Chipotle Mexican Grill will open its Lakewood area location on December 7, at 2201 Abrams Rd. The new 2,132-square-foot restaurant features indoor and outdoor seating for about 80 guests and will be open daily from 11 am to 10 pm. Expect the signature menu of burritos, tacos, burrito bowls (burritos minus the tortilla) and salads, with meats and vegetarian options such as grilled vegetables, black beans, pinto beans and guacamole, all made fresh several times daily. Chipotle burritos and burrito bowls can be ordered with white or brown rice and topped with mild, medium or hot salsas.
Build-your-own salad restaurant Crisp Salad Company celebrates its grand opening on Lower Greenville on December 4. Guests can opt to build their own or order off the menu from one of the signature salads such as Cobb, kale, curry Waldorf and Thai. There are 70-plus toppings and six dressings: jalapeño ranch, avocado tzatziki, truffle dressing, spicy Thai peanut, cilantro lime, and sweet and smoky chipotle. Crisp Salad will make any salad into a wrap or flatbread, and it will offer soups, artisan bread, gluten-free bread, and mini cupcakes and yogurt parfaits.

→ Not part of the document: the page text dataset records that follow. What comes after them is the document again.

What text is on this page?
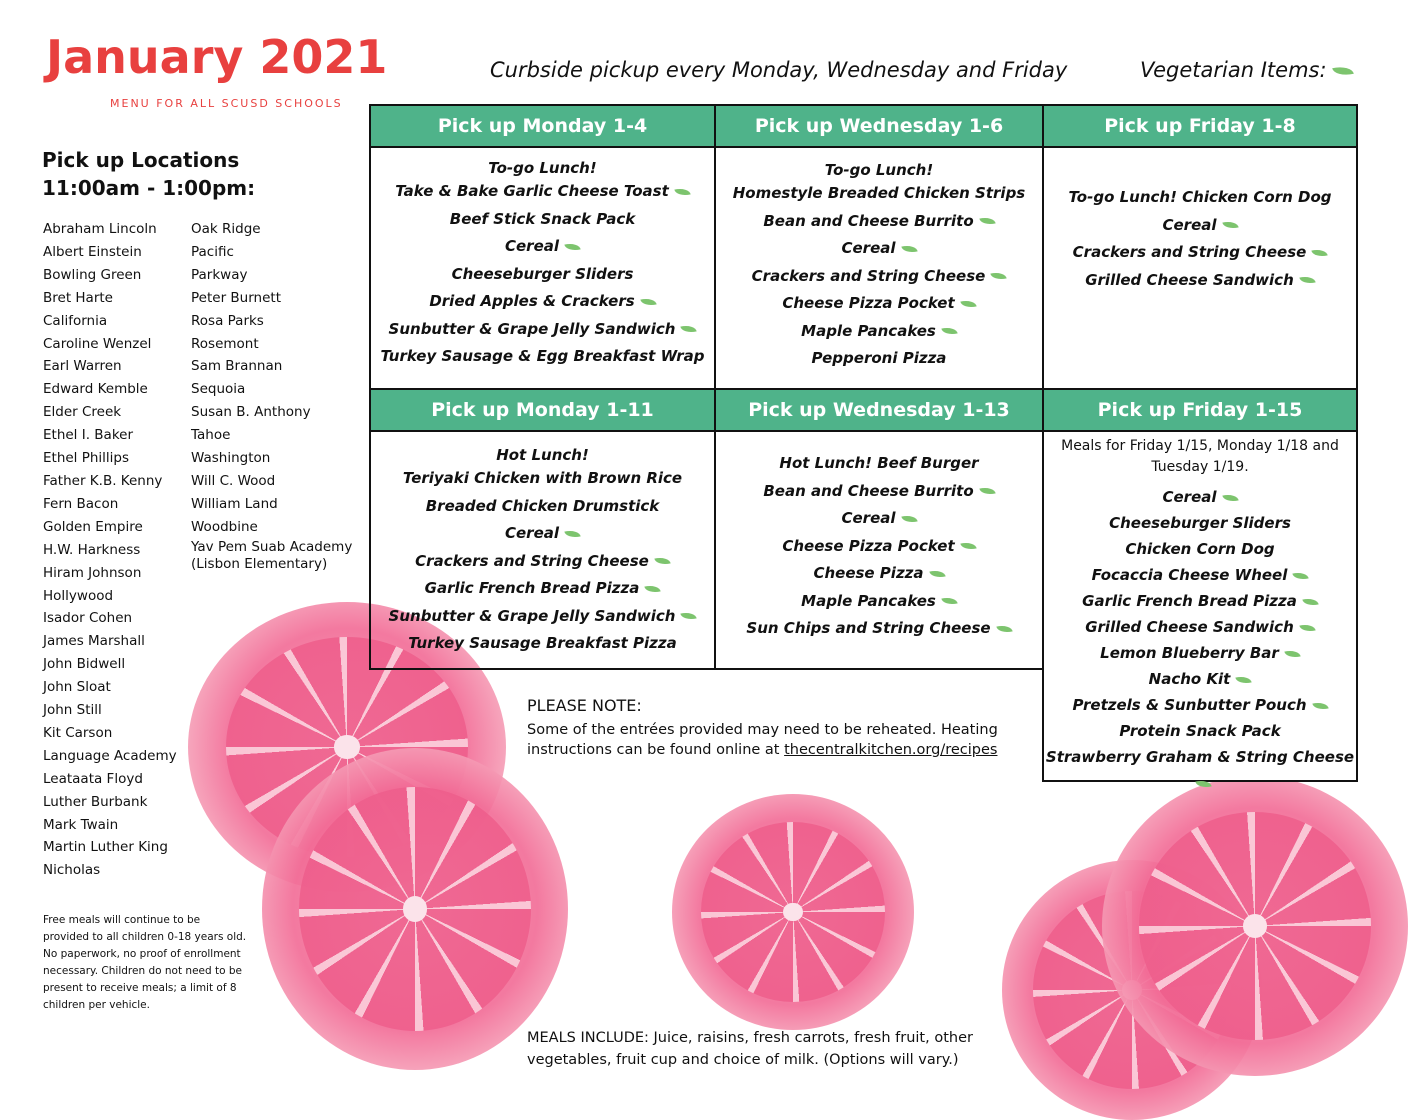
January 2021
MENU FOR ALL SCUSD SCHOOLS
Curbside pickup every Monday, Wednesday and Friday	Vegetarian Items:
Pick up Locations
11:00am - 1:00pm:
Abraham Lincoln
Albert Einstein
Bowling Green
Bret Harte
California
Caroline Wenzel
Earl Warren
Edward Kemble
Elder Creek
Ethel I. Baker
Ethel Phillips
Father K.B. Kenny
Fern Bacon
Golden Empire
H.W. Harkness
Hiram Johnson
Hollywood
Isador Cohen
James Marshall
John Bidwell
John Sloat
John Still
Kit Carson
Language Academy
Leataata Floyd
Luther Burbank
Mark Twain
Martin Luther King
Nicholas
Oak Ridge
Pacific
Parkway
Peter Burnett
Rosa Parks
Rosemont
Sam Brannan
Sequoia
Susan B. Anthony
Tahoe
Washington
Will C. Wood
William Land
Woodbine
Yav Pem Suab Academy (Lisbon Elementary)
Free meals will continue to be provided to all children 0-18 years old. No paperwork, no proof of enrollment necessary. Children do not need to be present to receive meals; a limit of 8 children per vehicle.
Pick up Monday 1-4
To-go Lunch!
Take & Bake Garlic Cheese Toast
Beef Stick Snack Pack
Cereal
Cheeseburger Sliders
Dried Apples & Crackers
Sunbutter & Grape Jelly Sandwich
Turkey Sausage & Egg Breakfast Wrap
Pick up Wednesday 1-6
To-go Lunch!
Homestyle Breaded Chicken Strips
Bean and Cheese Burrito
Cereal
Crackers and String Cheese
Cheese Pizza Pocket
Maple Pancakes
Pepperoni Pizza
Pick up Friday 1-8
To-go Lunch! Chicken Corn Dog
Cereal
Crackers and String Cheese
Grilled Cheese Sandwich
Pick up Monday 1-11
Hot Lunch!
Teriyaki Chicken with Brown Rice
Breaded Chicken Drumstick
Cereal
Crackers and String Cheese
Garlic French Bread Pizza
Sunbutter & Grape Jelly Sandwich
Turkey Sausage Breakfast Pizza
Pick up Wednesday 1-13
Hot Lunch! Beef Burger
Bean and Cheese Burrito
Cereal
Cheese Pizza Pocket
Cheese Pizza
Maple Pancakes
Sun Chips and String Cheese
Pick up Friday 1-15
Meals for Friday 1/15, Monday 1/18 and Tuesday 1/19.
Cereal
Cheeseburger Sliders
Chicken Corn Dog
Focaccia Cheese Wheel
Garlic French Bread Pizza
Grilled Cheese Sandwich
Lemon Blueberry Bar
Nacho Kit
Pretzels & Sunbutter Pouch
Protein Snack Pack
Strawberry Graham & String Cheese
PLEASE NOTE:
Some of the entrées provided may need to be reheated. Heating instructions can be found online at thecentralkitchen.org/recipes
MEALS INCLUDE: Juice, raisins, fresh carrots, fresh fruit, other vegetables, fruit cup and choice of milk. (Options will vary.)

FM Smoke House, the meaty restaurant in Irving owned by Christi and Brian Rudolph of Holy Grail Pub, recently updated its lunch menu, with chicken tacos, pulled pork tacos, brisket and pulled pork sandwiches. New desserts include ice cream and pudding – a croissant and buttermilk biscuit pudding topped with candied pecans, whiskey sauce and pecan porter ice cream.
Pour House Fort Worth has also added new-ish menu items, including cheeseburger salad; sriracha chicken sandwich, which is a deep-fried breaded chicken breast dipped in sriracha sauce and topped with Monterey Jack cheese; 7th Street burger with cream cheese, bacon, jalapeños and red onions; fish and chips; and onion rings.
Second Floor Bistro has a new fall menu with an American contemporary twist. Consider smoked duck confit gordita; Scottish salmon with root vegetable succotash and gold beet purée; pizza with boar and venison sausage, duck confit, red onion and piquillo pepper; filet Daniel with scallop and crab mousse; and smoked chicken atop pumpernickel stuffing, with broccoli and cranberry sauce. New desserts include pumpkin cheesecake pops and pear cobbler.
Salum and Komali, the two Uptown restaurants owned by chef Abraham Salum, have a new executive chef: Ian Tate. He was formerly with the Four Seasons Hotel in Washington, D.C. He previously helped open Brownstone in Fort Worth, Rathbun's Blue Plate Kitchen and Slow Bone. He also is a former executive chef of Nova.